Elon Musk railed against a Delaware judge who on Monday ruled against reinstating Musk’s $56 billion pay package from Tesla.
“The large and talented group of defense firms got creative with the ratification argument, but their unprecedented theories go against multiple strains of settled law,” Delaware Chancellor Kathaleen St. J. McCormick wrote in her 103-page ruling.
“Absolute corruption,” Musk wrote on his website, X, formerly Twitter, in response to the ruling.
Billy Markus, who created Dogecoin, described McCormick as an “activist judge” on X, writing, “so instead of doing what the shareholders voted for, activist judge kathaleen mccormick instead makes tesla shareholders pay $345 million dollars to some lawyers who sued on behalf of some rando who had like 8 shares … literal corrupt bulls—.”
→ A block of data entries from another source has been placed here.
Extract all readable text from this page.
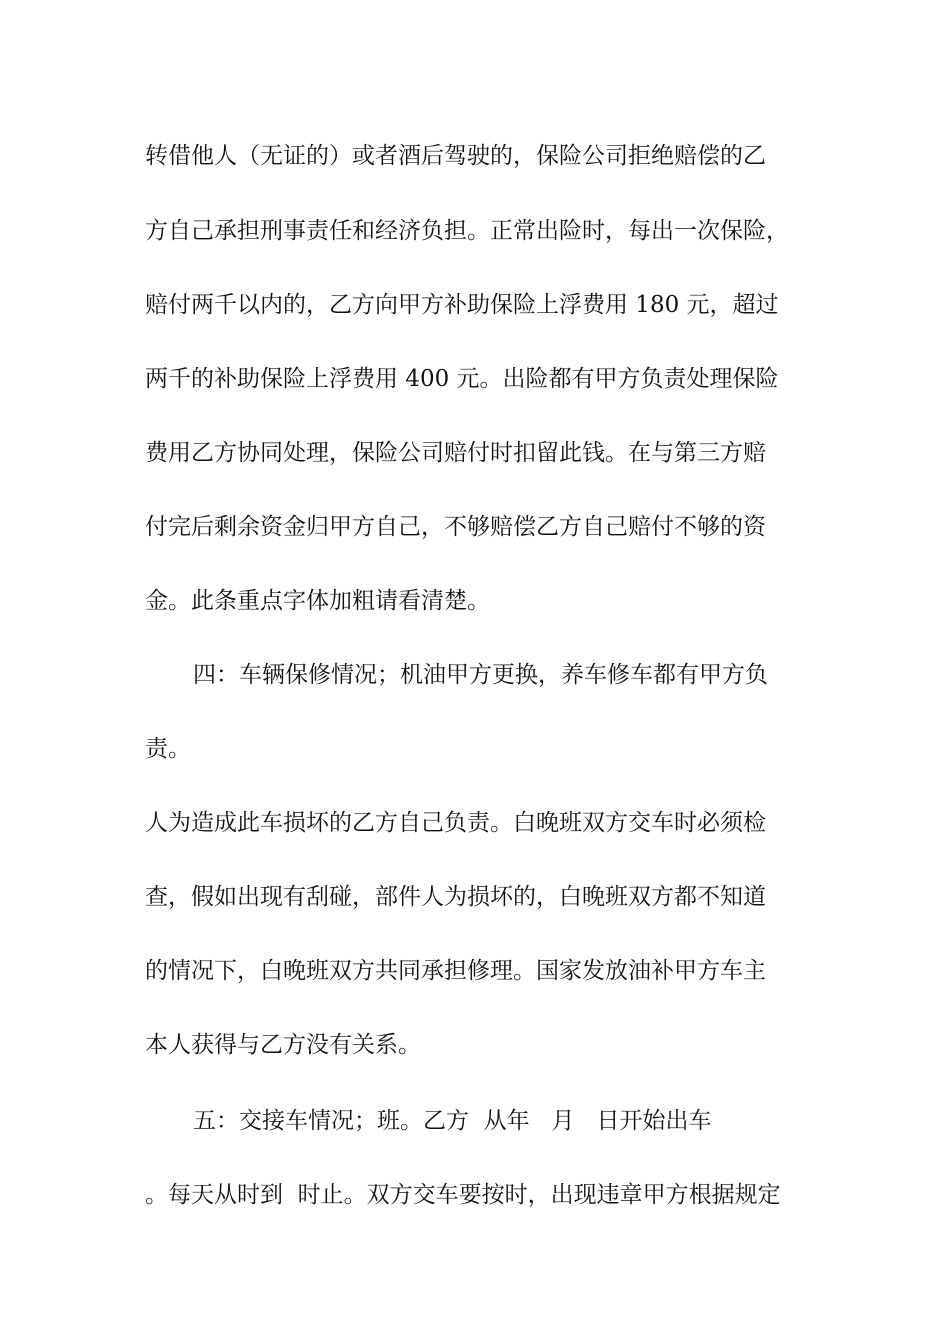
转借他人（无证的）或者酒后驾驶的，保险公司拒绝赔偿的乙
方自己承担刑事责任和经济负担。正常出险时，每出一次保险，
赔付两千以内的，乙方向甲方补助保险上浮费用 180 元，超过
两千的补助保险上浮费用 400 元。出险都有甲方负责处理保险
费用乙方协同处理，保险公司赔付时扣留此钱。在与第三方赔
付完后剩余资金归甲方自己，不够赔偿乙方自己赔付不够的资
金。此条重点字体加粗请看清楚。
四：车辆保修情况；机油甲方更换，养车修车都有甲方负
责。
人为造成此车损坏的乙方自己负责。白晚班双方交车时必须检
查，假如出现有刮碰，部件人为损坏的，白晚班双方都不知道
的情况下，白晚班双方共同承担修理。国家发放油补甲方车主
本人获得与乙方没有关系。
五：交接车情况；班。乙方  从年   月   日开始出车
。每天从时到  时止。双方交车要按时，出现违章甲方根据规定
“Absolutely,” Musk wrote in response to Markus’ post.
“She is an activist posing as a judge,” the Tesla CEO said in another post.
“Shareholders should control company votes, not judges,” he added.
Musk also reposted the input of another user who wrote, “Things to do in Delaware: 1) Leave.”
Tesla shareholders originally approved the pay package, in the form of stock options, in 2018. But McCormick struck it down in January after a Tesla shareholder filed a lawsuit alleging that it was “beyond the bounds of reasonable judgment.”
The shareholder, Richard Tornetta, also alleged that Tesla had provided “materially misleading” information to investors.
In her January ruling, McCormick called the process leading up to the approval of the package “deeply flawed,” writing that Musk “controlled Tesla,” had an unfair amount of power over the company’s board, and that investors weren’t fully informed about the terms of the package.
In arguing to get the 2018 package reinstated, Tesla’s lawyers pointed out that the company’s shareholders had voted to ratify it again in June, five months after McCormick’s initial ruling to void the package.
But the judge wrote in her Monday opinion that the argument was flawed and that Tesla’s lawyers “have no procedural ground for flipping the outcome of an adverse post-trial decision based on evidence they created after trial.”
She noted that “even if a stockholder vote could have a ratifying effect, it could not do so here.” McCormick added: “Were the court to condone the practice of allowing defeated parties to create new facts for the purpose of revising judgments, lawsuits would become interminable.”
McCormick went on to write that “there were undoubtedly a range of healthy amounts that the Board could have decided to pay Musk. Instead, the Board capitulated to Musk’s terms and then failed to prove that those terms were entirely fair.”
Newsweek reached out to the communications teams of Tesla, X and SpaceX via email late Monday night for comment.